Since I haven't been doing much but sofa warming, I haven't much to talk about. Since it is the 125th year this house has been sitting here, I thought I'd tell a bit about the people who first built the house.


According to the mill stone by the back of the house, it was built in 1883 by William H. Glenn. The History of Washtenaw County describes the family as follows: .... William H. was born on the old homestead, and received his education largely at home. Sept. 30,1850, he was joined in marriage to Mathilda J. Watts, of Lyndon tp., and immediately settled on a portion of the family farm lying south of his brother's, where he still resides. In addition to farming he has lately engaged in the Fire and Life Insurance business, which has proven very remunerative to him. He inherits characteristic energy and enterprise of his father, along with the noble and refined traits of his mother, which have aided him considerably in his way through life.
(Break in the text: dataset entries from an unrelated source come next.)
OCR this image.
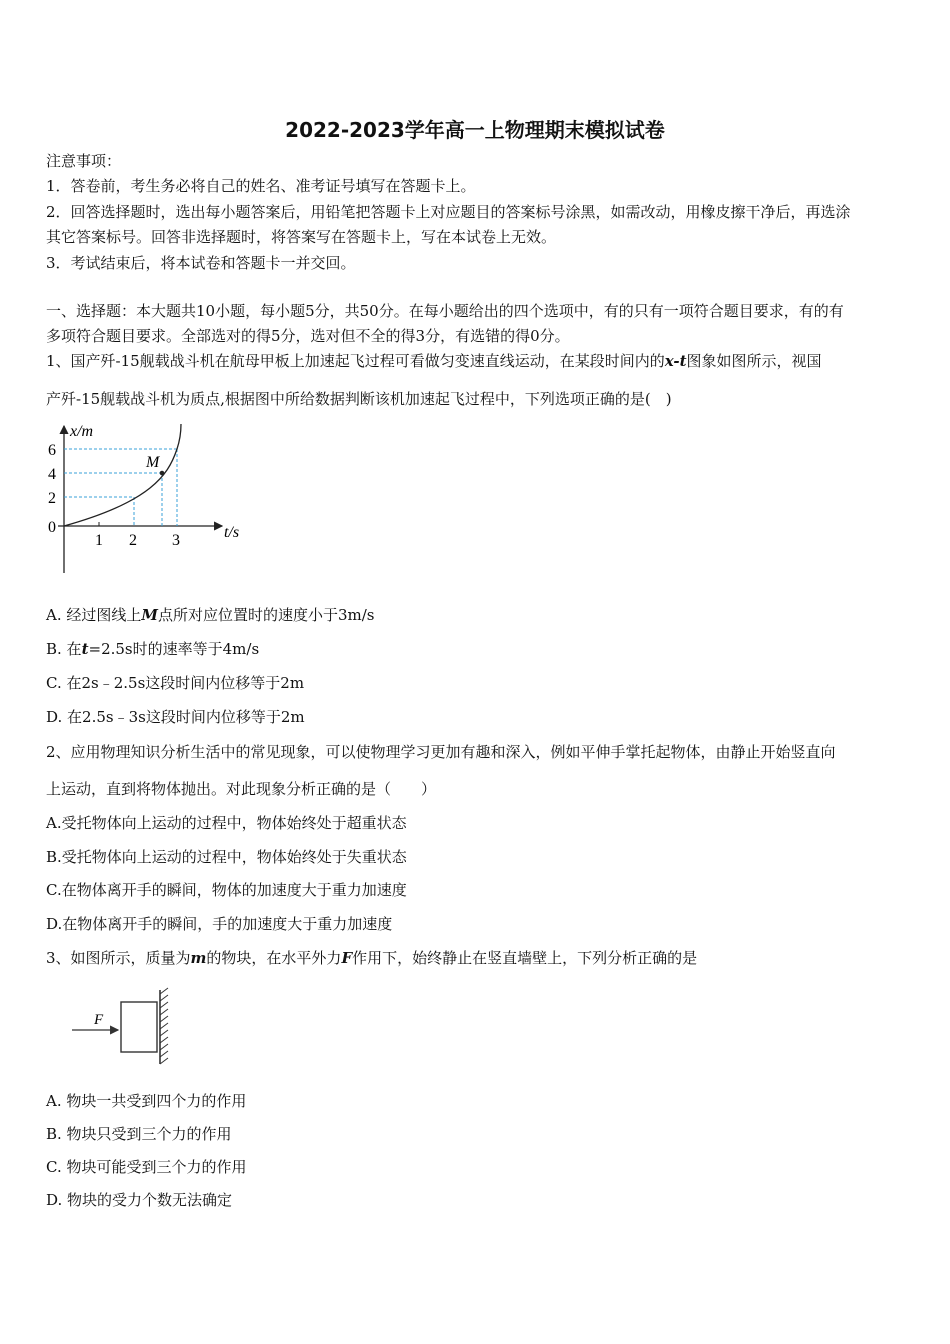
2022-2023学年高一上物理期末模拟试卷
注意事项：
1．答卷前，考生务必将自己的姓名、准考证号填写在答题卡上。
2．回答选择题时，选出每小题答案后，用铅笔把答题卡上对应题目的答案标号涂黑，如需改动，用橡皮擦干净后，再选涂
其它答案标号。回答非选择题时，将答案写在答题卡上，写在本试卷上无效。
3．考试结束后，将本试卷和答题卡一并交回。
一、选择题：本大题共10小题，每小题5分，共50分。在每小题给出的四个选项中，有的只有一项符合题目要求，有的有
多项符合题目要求。全部选对的得5分，选对但不全的得3分，有选错的得0分。
1、国产歼-15舰载战斗机在航母甲板上加速起飞过程可看做匀变速直线运动，在某段时间内的x-t图象如图所示，视国
产歼-15舰载战斗机为质点,根据图中所给数据判断该机加速起飞过程中，下列选项正确的是(　)
M
x/m
t/s
6
4
2
0
1 2 3
A. 经过图线上M点所对应位置时的速度小于3m/s
B. 在t=2.5s时的速率等于4m/s
C. 在2s﹣2.5s这段时间内位移等于2m
D. 在2.5s﹣3s这段时间内位移等于2m
2、应用物理知识分析生活中的常见现象，可以使物理学习更加有趣和深入，例如平伸手掌托起物体，由静止开始竖直向
上运动，直到将物体抛出。对此现象分析正确的是（　　）
A.受托物体向上运动的过程中，物体始终处于超重状态
B.受托物体向上运动的过程中，物体始终处于失重状态
C.在物体离开手的瞬间，物体的加速度大于重力加速度
D.在物体离开手的瞬间，手的加速度大于重力加速度
3、如图所示，质量为m的物块，在水平外力F作用下，始终静止在竖直墙壁上，下列分析正确的是
F
A. 物块一共受到四个力的作用
B. 物块只受到三个力的作用
C. 物块可能受到三个力的作用
D. 物块的受力个数无法确定
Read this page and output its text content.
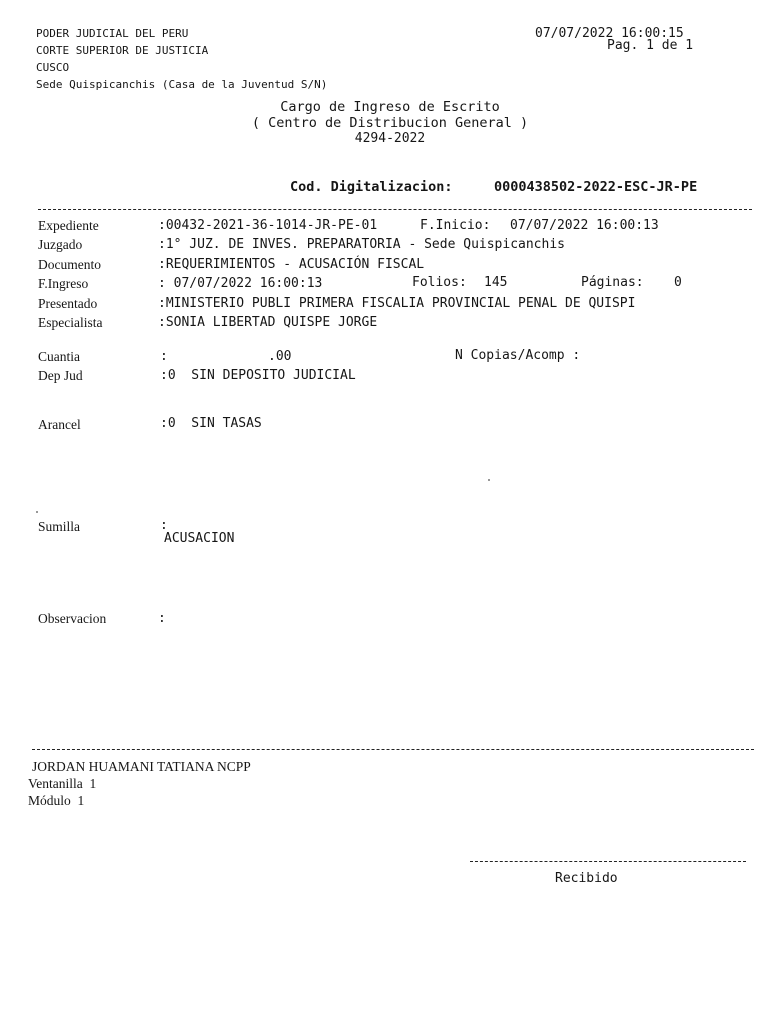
PODER JUDICIAL DEL PERU
CORTE SUPERIOR DE JUSTICIA
CUSCO
Sede Quispicanchis (Casa de la Juventud S/N)
07/07/2022 16:00:15
Pag. 1 de 1
Cargo de Ingreso de Escrito
( Centro de Distribucion General )
4294-2022
Cod. Digitalizacion:	0000438502-2022-ESC-JR-PE
Expediente	:00432-2021-36-1014-JR-PE-01	F.Inicio: 07/07/2022 16:00:13
Juzgado	:1° JUZ. DE INVES. PREPARATORIA - Sede Quispicanchis
Documento	:REQUERIMIENTOS - ACUSACIÓN FISCAL
F.Ingreso	: 07/07/2022 16:00:13	Folios: 145	Páginas: 0
Presentado	:MINISTERIO PUBLI PRIMERA FISCALIA PROVINCIAL PENAL DE QUISPI
Especialista	:SONIA LIBERTAD QUISPE JORGE
Cuantia	:	.00	N Copias/Acomp :
Dep Jud	:0  SIN DEPOSITO JUDICIAL
Arancel	:0  SIN TASAS
Sumilla	:
ACUSACION
Observacion	:
JORDAN HUAMANI TATIANA NCPP
Ventanilla  1
Módulo  1
Recibido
He is connected with the Grange interest, and with his wife, is a member of the North Lake Church. Six children, 5 daughters and 1 son have been sent to bless this alliance.....

The picture of the house above was taken in the 20's. The property changed hands in 1918 and consisted of approximately 40 acres. In 1943 it passed to the children of this owner and was broken up and sold off in various amounts at various times. In 1946 the house changed hands and was sold to Cyrillus Nagle.
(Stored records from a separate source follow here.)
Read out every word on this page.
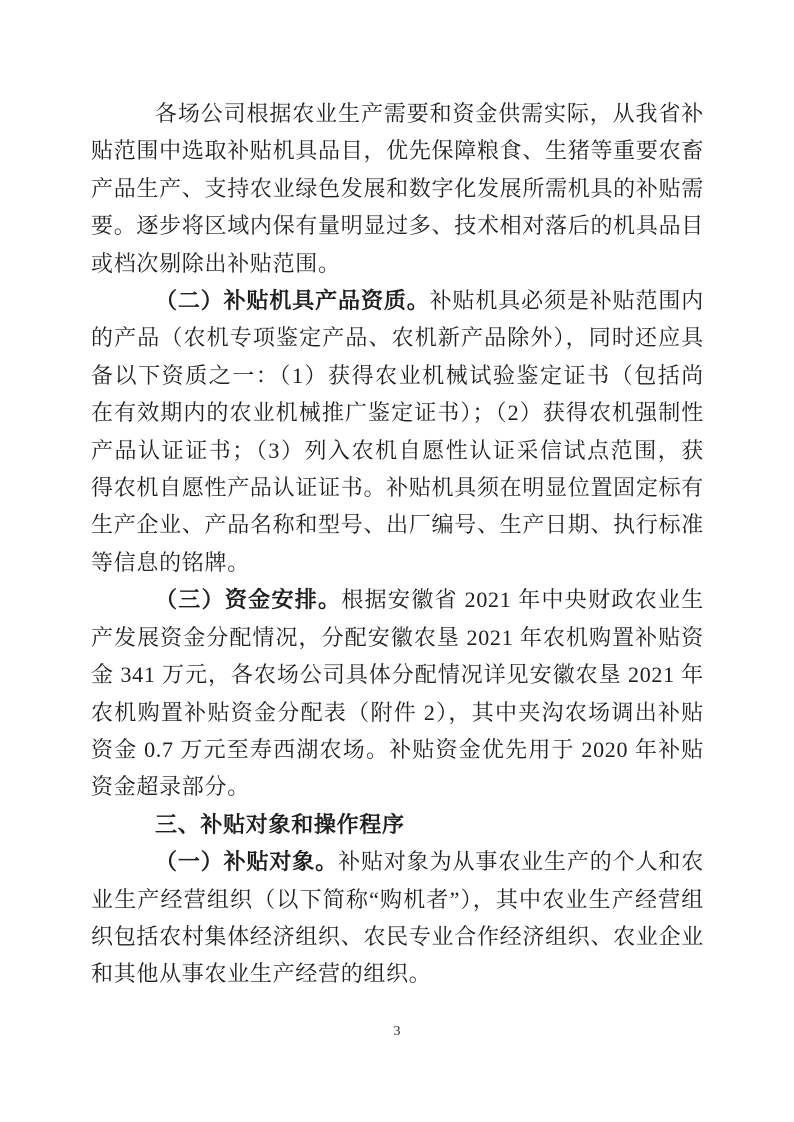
各场公司根据农业生产需要和资金供需实际，从我省补贴范围中选取补贴机具品目，优先保障粮食、生猪等重要农畜产品生产、支持农业绿色发展和数字化发展所需机具的补贴需要。逐步将区域内保有量明显过多、技术相对落后的机具品目或档次剔除出补贴范围。

（二）补贴机具产品资质。补贴机具必须是补贴范围内的产品（农机专项鉴定产品、农机新产品除外），同时还应具备以下资质之一：（1）获得农业机械试验鉴定证书（包括尚在有效期内的农业机械推广鉴定证书）；（2）获得农机强制性产品认证证书；（3）列入农机自愿性认证采信试点范围，获得农机自愿性产品认证证书。补贴机具须在明显位置固定标有生产企业、产品名称和型号、出厂编号、生产日期、执行标准等信息的铭牌。

（三）资金安排。根据安徽省 2021 年中央财政农业生产发展资金分配情况，分配安徽农垦 2021 年农机购置补贴资金 341 万元，各农场公司具体分配情况详见安徽农垦 2021 年农机购置补贴资金分配表（附件 2），其中夹沟农场调出补贴资金 0.7 万元至寿西湖农场。补贴资金优先用于 2020 年补贴资金超录部分。

三、补贴对象和操作程序

（一）补贴对象。补贴对象为从事农业生产的个人和农业生产经营组织（以下简称“购机者”），其中农业生产经营组织包括农村集体经济组织、农民专业合作经济组织、农业企业和其他从事农业生产经营的组织。

3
When the Nagle's purchased the house it had no electricity or plumbing! They pretty much made the improvements that were in the house at the time we purchased it.
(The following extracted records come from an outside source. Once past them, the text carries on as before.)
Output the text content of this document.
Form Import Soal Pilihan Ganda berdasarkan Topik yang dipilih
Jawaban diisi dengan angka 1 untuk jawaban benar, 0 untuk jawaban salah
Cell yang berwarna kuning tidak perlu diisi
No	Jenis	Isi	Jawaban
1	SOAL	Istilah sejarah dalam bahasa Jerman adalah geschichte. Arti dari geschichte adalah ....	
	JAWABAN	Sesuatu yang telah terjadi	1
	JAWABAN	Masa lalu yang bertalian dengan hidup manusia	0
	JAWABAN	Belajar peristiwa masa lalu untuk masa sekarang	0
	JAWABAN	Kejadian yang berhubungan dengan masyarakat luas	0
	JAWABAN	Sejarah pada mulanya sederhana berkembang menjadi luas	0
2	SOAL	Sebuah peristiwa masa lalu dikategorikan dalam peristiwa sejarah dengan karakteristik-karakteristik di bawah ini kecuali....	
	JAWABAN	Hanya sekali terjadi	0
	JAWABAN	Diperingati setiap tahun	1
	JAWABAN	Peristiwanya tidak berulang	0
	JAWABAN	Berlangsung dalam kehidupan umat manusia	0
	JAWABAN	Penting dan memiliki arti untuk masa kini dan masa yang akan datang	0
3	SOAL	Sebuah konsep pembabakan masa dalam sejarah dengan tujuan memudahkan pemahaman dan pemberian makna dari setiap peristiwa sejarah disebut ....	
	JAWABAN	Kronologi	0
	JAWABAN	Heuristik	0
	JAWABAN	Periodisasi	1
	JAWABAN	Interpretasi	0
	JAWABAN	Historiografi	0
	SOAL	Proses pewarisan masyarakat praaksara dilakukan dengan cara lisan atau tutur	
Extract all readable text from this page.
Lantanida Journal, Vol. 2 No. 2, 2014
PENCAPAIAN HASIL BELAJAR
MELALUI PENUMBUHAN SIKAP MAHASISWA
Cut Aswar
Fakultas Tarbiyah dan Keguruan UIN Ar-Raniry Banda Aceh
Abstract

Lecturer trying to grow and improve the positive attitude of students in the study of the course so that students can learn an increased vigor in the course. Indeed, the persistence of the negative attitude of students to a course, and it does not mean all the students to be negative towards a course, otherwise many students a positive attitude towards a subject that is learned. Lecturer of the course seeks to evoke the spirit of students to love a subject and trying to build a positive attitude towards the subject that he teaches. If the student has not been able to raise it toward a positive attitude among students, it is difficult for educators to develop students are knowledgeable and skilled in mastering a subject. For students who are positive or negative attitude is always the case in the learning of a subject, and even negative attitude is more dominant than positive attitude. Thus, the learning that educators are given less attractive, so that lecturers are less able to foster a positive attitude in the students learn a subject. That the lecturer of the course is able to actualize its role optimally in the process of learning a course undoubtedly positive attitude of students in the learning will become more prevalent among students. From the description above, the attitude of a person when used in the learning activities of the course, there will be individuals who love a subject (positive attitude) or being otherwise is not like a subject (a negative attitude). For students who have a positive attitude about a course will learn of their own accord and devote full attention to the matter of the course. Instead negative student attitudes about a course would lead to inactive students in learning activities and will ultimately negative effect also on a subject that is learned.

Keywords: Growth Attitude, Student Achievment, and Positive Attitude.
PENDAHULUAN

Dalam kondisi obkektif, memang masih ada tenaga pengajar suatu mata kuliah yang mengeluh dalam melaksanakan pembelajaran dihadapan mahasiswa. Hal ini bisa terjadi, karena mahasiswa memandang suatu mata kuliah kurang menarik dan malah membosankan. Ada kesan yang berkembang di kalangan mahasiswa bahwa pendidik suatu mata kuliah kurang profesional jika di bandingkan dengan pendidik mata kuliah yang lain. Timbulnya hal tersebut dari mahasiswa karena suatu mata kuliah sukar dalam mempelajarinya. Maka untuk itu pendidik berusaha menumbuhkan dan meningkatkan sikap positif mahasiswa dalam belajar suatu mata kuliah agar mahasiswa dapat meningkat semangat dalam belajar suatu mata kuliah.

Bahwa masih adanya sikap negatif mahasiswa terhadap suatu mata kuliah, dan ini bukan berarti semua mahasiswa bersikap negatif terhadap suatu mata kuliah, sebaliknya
The Glenn family is buried in the North Lake Cemetery as are several of their children.

Having an old house is like having a dog. It requires a lot of attention but gives you an instant connection with other people who like them. You always have something to complain about!

Wednesday, February 13, 2008

Happy Valentines Day!


Roses are red,
Tulips are pink,
When it comes to poetry,
I really stink!

I hope you all have a perfect Valentine's Day! And may Spring be just around the corner!


Thursday, February 7, 2008

Thanks for the Kind Thoughts!

Thank you to the many of you who sent such nice get well wishes! There are so many nice folks out in blogland. I am playing catch-up and will be visiting everyone soon. I managed to pass the stone and in the doctor's efforts to push one out, they shook another loose! Fortunately, the second one doesn't hurt and is working its way out. I go in next week for the pulverising of the one that remains that is too big. Don't know much about the procedure and don't want to! I'll find out the gorey details when I get there! Meanwhile, I'm feeling great again. I've been reading, baking and quilting! So let me show you what I've been doing aside from staying out of the snow storms.
I realize that you are a busy bunch but please take some time and read these books. The first is a facinating look at the food we eat. The author follows several meals from the corn in the field and the cows in the feedlots to the table, the mushrooms in the forest, and the hunter's contribution to the table. It is excellent, sometimes painful but a must read.
The second book In defense of Food is about what kinds of food make sense to eat, the dangers of the Western diet and what we can do about it. Much shorter that the first but packed with excellent information and suggestions.

I found this book recommended on several other blogs- Gardens By The Lake and Breadbasket Case. I had to give it a try and love it! For busy people who want to bake and not be tied to babysitting dough this is the answer. Not only does the book contain excellent bread and sweet roll recipes but also had recipes for things to eat with particular breads and what to do with some of the leftovers! The secret is that you mix- without kneading- four or more loaves at a time and store the dough in the refrigerator. When you want you take some out, let it sit (usually 40 minutes) then bake it off. Here I deviated from their suggestion of the pan with hot water for the steam in the oven and I substituted the Cook's Illustraited technique of baking it in the cast iron Dutch oven- perfect! The dough can be stored for more than a week so you have plenty of time to use it up! The one recipe I have tried came out crusty and good!

So here's the update on the quilt.
It's together and I've started on the quilting part. I am really happy with the backing I used because the colors are perfect for the top and it's a little jazzy!


Looks like this one will take me through the winter.

I hope you're all keeping warm. I have been dreaming of Italian Cypress and Olive trees!